La conférence de presse a lieu dans une salle de mariages sur la route de La Marsa, qui affiche le nom anglais transcrit en arabe de « Top Happiness»- peut-être un gage linguistique à l’exil londonien de Ghannouchi pour célébrer les noces de Nahda et de la Tunisie et en augurer le bonheur maximal. A la tribune, le cheikh, hilare et détendu, flanqué du secrétaire général du parti Hamadi Jabali, donné futur Premier ministre. Beaucoup de questions des journalistes portent sur les libertés publiques, le statut de la femme, le voile, le tourisme, la consommation d’alcool – et Ghannouchi assure que le parti n’a aucunement vocation à ordonner aux Tunisiens comment se vêtir ou quoi consommer, multipliant les propos rassurants à l’adresse des classes moyennes sécularisées.
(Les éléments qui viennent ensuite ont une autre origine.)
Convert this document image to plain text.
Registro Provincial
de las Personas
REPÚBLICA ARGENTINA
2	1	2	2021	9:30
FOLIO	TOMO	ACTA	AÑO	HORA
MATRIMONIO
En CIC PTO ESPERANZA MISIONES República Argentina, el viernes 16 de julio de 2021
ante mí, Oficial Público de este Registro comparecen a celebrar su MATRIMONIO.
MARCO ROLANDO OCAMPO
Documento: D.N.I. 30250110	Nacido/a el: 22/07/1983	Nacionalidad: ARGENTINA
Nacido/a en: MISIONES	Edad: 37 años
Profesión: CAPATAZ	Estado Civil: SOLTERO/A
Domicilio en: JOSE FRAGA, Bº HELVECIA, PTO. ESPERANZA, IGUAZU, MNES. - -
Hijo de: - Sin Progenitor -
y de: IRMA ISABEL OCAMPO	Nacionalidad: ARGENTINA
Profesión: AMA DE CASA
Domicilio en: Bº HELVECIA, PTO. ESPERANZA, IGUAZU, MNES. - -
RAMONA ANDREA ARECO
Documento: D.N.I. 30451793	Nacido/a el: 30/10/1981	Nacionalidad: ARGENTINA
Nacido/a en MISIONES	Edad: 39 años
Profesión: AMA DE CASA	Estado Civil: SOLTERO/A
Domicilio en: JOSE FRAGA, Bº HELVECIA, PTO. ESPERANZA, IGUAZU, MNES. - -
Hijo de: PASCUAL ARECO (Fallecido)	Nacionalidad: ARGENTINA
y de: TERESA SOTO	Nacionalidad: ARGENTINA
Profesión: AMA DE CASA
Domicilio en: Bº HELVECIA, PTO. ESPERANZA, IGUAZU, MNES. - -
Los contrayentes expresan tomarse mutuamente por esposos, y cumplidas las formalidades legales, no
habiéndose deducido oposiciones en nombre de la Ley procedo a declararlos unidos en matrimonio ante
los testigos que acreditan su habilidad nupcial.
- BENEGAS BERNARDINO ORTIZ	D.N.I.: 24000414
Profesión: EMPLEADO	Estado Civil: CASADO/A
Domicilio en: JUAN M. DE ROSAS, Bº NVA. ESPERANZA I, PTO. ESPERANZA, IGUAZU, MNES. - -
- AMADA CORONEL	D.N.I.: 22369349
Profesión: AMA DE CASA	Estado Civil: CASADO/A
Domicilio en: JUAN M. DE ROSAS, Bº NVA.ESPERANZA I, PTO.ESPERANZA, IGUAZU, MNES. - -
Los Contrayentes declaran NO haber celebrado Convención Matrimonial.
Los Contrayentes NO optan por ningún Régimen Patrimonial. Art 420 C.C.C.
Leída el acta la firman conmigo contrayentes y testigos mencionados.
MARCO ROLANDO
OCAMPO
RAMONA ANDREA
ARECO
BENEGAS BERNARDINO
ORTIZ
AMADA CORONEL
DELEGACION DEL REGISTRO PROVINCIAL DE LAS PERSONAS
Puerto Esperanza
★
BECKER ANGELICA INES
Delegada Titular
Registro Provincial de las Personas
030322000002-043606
Jabali vient de faire une visite à la Bourse de Tunis, qui avait baissé au lendemain des élections, et a assuré ses dirigeants de son soutien à la libre entreprise, évoquant le modèle de l’AKP turc, le parti frère, qui a boosté l’économie de son pays. La Bourse rassurée a rebondi. La conférence prend fin pour la grande prière du Vendredi. Je vais saluer Ghannouchi, revu en avril au Congrès de l’UOIF au Bourget, en Seine-Saint-Denis, où les Tunisiens de Nahda, portés par la vague de leurs succès au bled, avaient repris le pouvoir sur l’organisation aux islamistes marocains. Nous convenons d’un proche rendez-vous – et je lui demande incidemment où il va prier, cherchant dans quelle mosquée de Tunis sera prononcé le « sermon de la victoire » en ce premier Vendredi qui suit le succès électoral historique des islamistes. Il me dit qu’il va dans la mosquée la plus proche, comme indifférent au lieu.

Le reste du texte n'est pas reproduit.